Late that night, in a brief moment of calm before the tears and fury consumed him again, he thought of the one man on earth who might be able to help him. He had always ke
pt in touch with Carver, marking every Christmas with a long letter detailing his children’s progress as they made their way up the school ladder. Less regularly, Carver had replied, but the Englishman had always shown him friendship and respect. Justus could not afford to make an international mobile phone call, but what did that matter now?
He had a number for Carver. So he dialled it and hoped for the best.
40
Twenty-four hours after Carver’s arrival, he was back in Klerk’s drawing room, standing in front of the elephant painting. But this time he had his back to the charging tusker. His attention was focused on Wendell Klerk, Patrick Tshonga and Zalika Stratten. Carver wasn’t normally given to public speaking. But he had to admit he was getting a buzz out of feeling the anticipation in the air. He knew the answer they all wanted from him. But he was going to make them wait till he was good and ready to give it to them.

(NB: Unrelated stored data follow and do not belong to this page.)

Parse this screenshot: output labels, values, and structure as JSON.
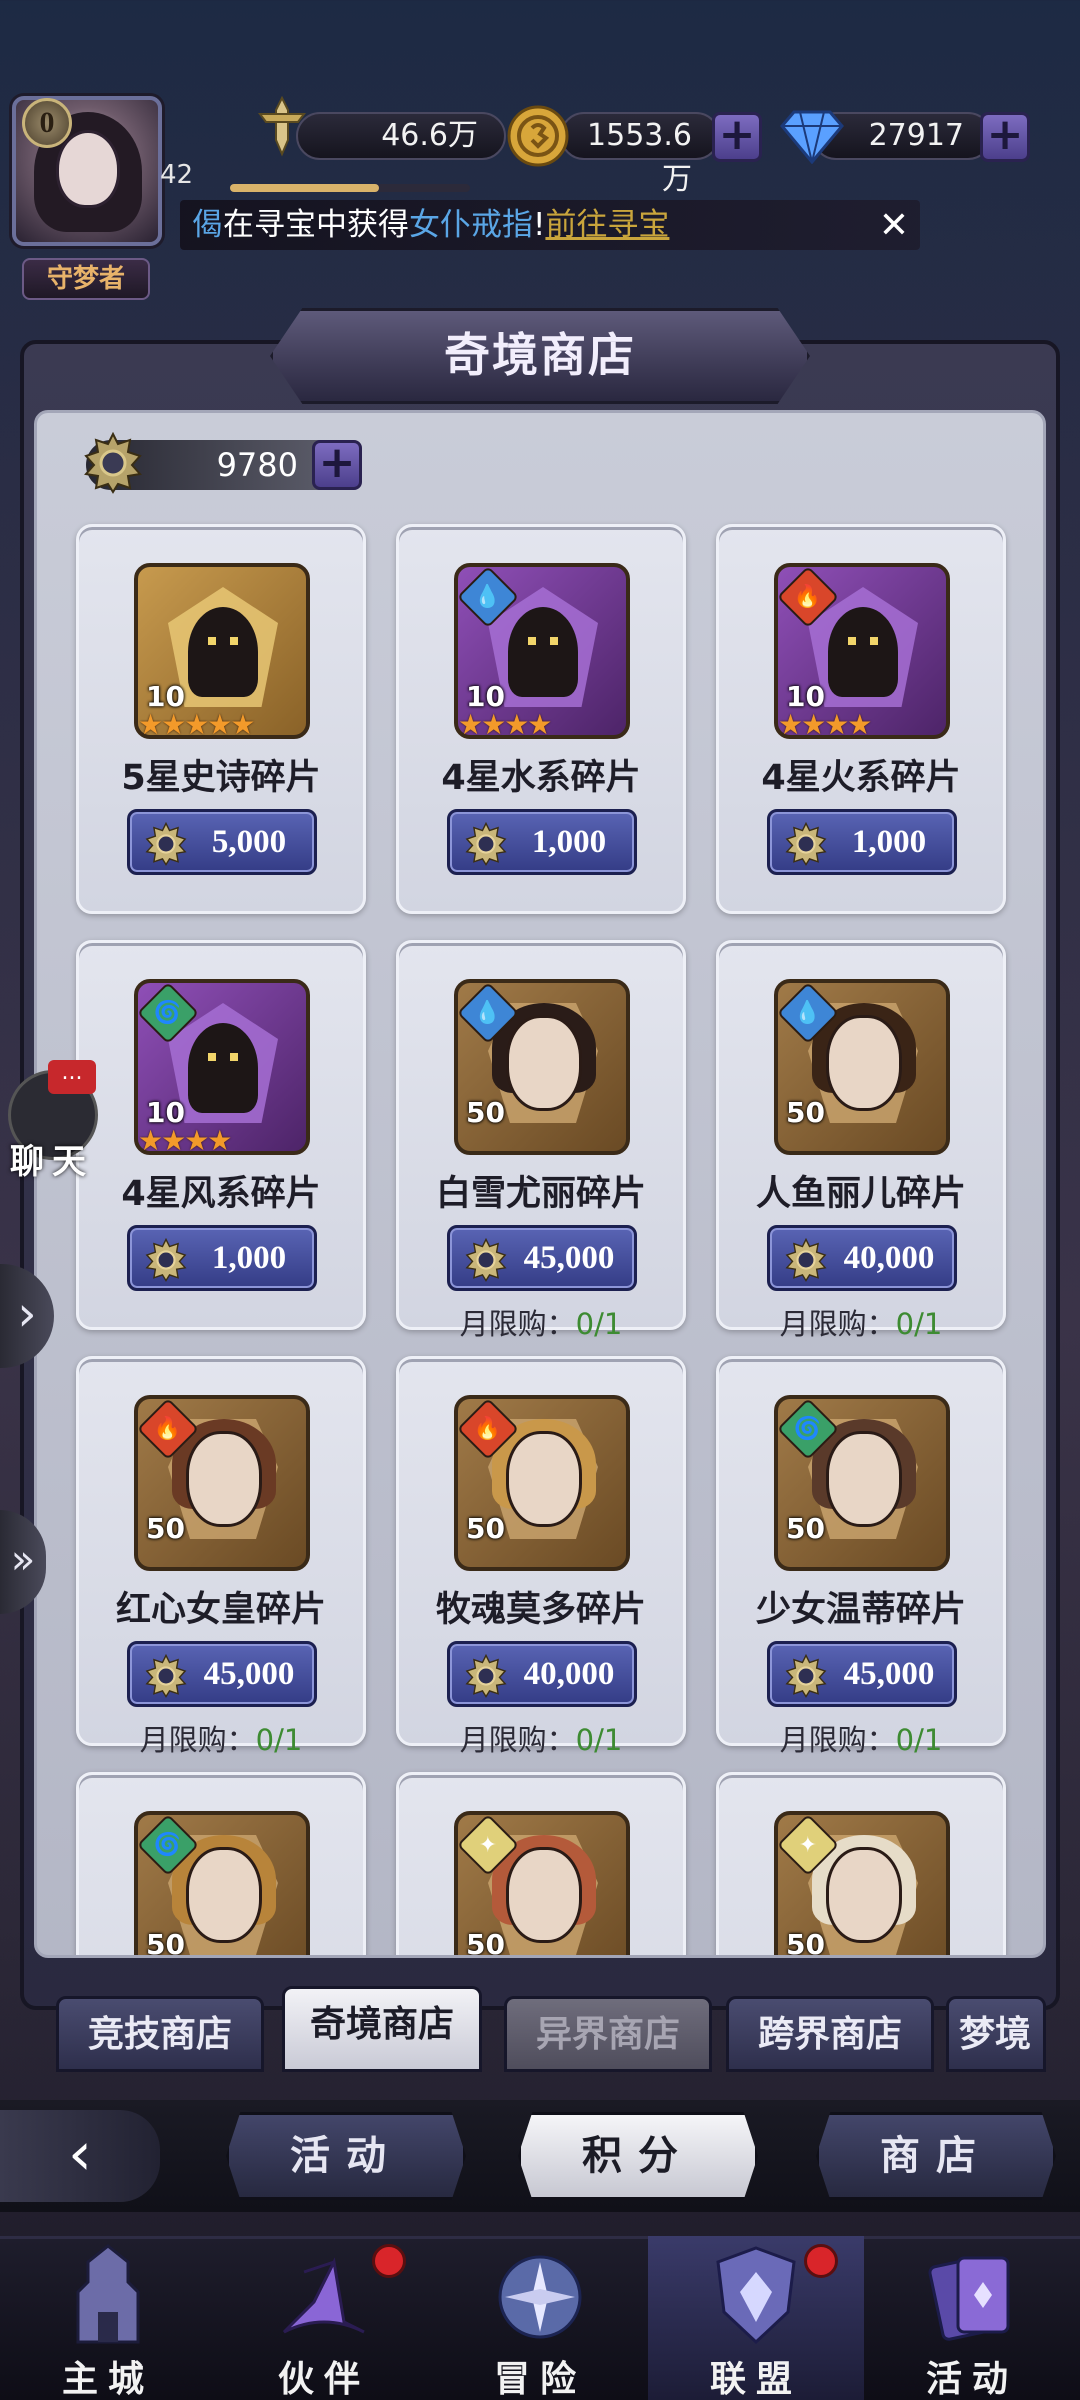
{
  "player": {
    "vip_level": "0",
    "level": "42",
    "rank_title": "守梦者",
    "xp_fraction": 0.62
  },
  "resources": {
    "power": "46.6万",
    "gold": "1553.6万",
    "diamonds": "27917"
  },
  "ticker": {
    "player": "偈",
    "text1": "在寻宝中获得",
    "item": "女仆戒指",
    "bang": "!",
    "link": "前往寻宝"
  },
  "shop": {
    "title": "奇境商店",
    "currency_balance": "9780",
    "items": [
      {
        "name": "5星史诗碎片",
        "price": "5,000",
        "qty": "10",
        "stars": "★★★★★"
      },
      {
        "name": "4星水系碎片",
        "price": "1,000",
        "qty": "10",
        "stars": "★★★★"
      },
      {
        "name": "4星火系碎片",
        "price": "1,000",
        "qty": "10",
        "stars": "★★★★"
      },
      {
        "name": "4星风系碎片",
        "price": "1,000",
        "qty": "10",
        "stars": "★★★★"
      },
      {
        "name": "白雪尤丽碎片",
        "price": "45,000",
        "qty": "50",
        "limit_label": "月限购：",
        "limit_value": "0/1"
      },
      {
        "name": "人鱼丽儿碎片",
        "price": "40,000",
        "qty": "50",
        "limit_label": "月限购：",
        "limit_value": "0/1"
      },
      {
        "name": "红心女皇碎片",
        "price": "45,000",
        "qty": "50",
        "limit_label": "月限购：",
        "limit_value": "0/1"
      },
      {
        "name": "牧魂莫多碎片",
        "price": "40,000",
        "qty": "50",
        "limit_label": "月限购：",
        "limit_value": "0/1"
      },
      {
        "name": "少女温蒂碎片",
        "price": "45,000",
        "qty": "50",
        "limit_label": "月限购：",
        "limit_value": "0/1"
      },
      {
        "qty": "50"
      },
      {
        "qty": "50"
      },
      {
        "qty": "50"
      }
    ]
  },
  "tabs": [
    "竞技商店",
    "奇境商店",
    "异界商店",
    "跨界商店",
    "梦境"
  ],
  "switch": [
    "活动",
    "积分",
    "商店"
  ],
  "nav": [
    "主城",
    "伙伴",
    "冒险",
    "联盟",
    "活动"
  ],
  "chat": {
    "label": "聊天",
    "badge": "..."
  },
  "colors": {
    "accent": "#4c3f8c",
    "price_button": "#343c86",
    "limit_ok": "#3d8b32",
    "badge_red": "#d9252a"
  }
}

Terence had provided drinks, as always. Carver swilled his whisky in the glass, putting his thoughts in order as he watched the motion of the golden liquid. Then he said, ‘A long time ago, a couple of years before I went into Mozambique to get Zalika, I spent some time in a clinic near Geneva. I’d done a job that started going wrong right from the start, and only ended up worse. I imagine you knew about that, Mr Klerk.’
He nodded. ‘I was aware you’d been in a bad way, ja.’
‘Well, then, I’m sure you also knew that my case was handled by a psychiatrist called Geisel, Dr Karlheinz Geisel. Once I started functioning a little better – stopped being a vegetable, basically – we used to have therapy sessions. He said he had a problem with making me better. He was worried that once I was well, I’d just go back to doing things that he thought were morally inexcusable. So it troubled his conscience, feeling like he was my enabler.’
‘And your point is?’
‘I’ve spent the weekend listening to you three going on about your precious land of Malemba. Now you’re going to listen to me.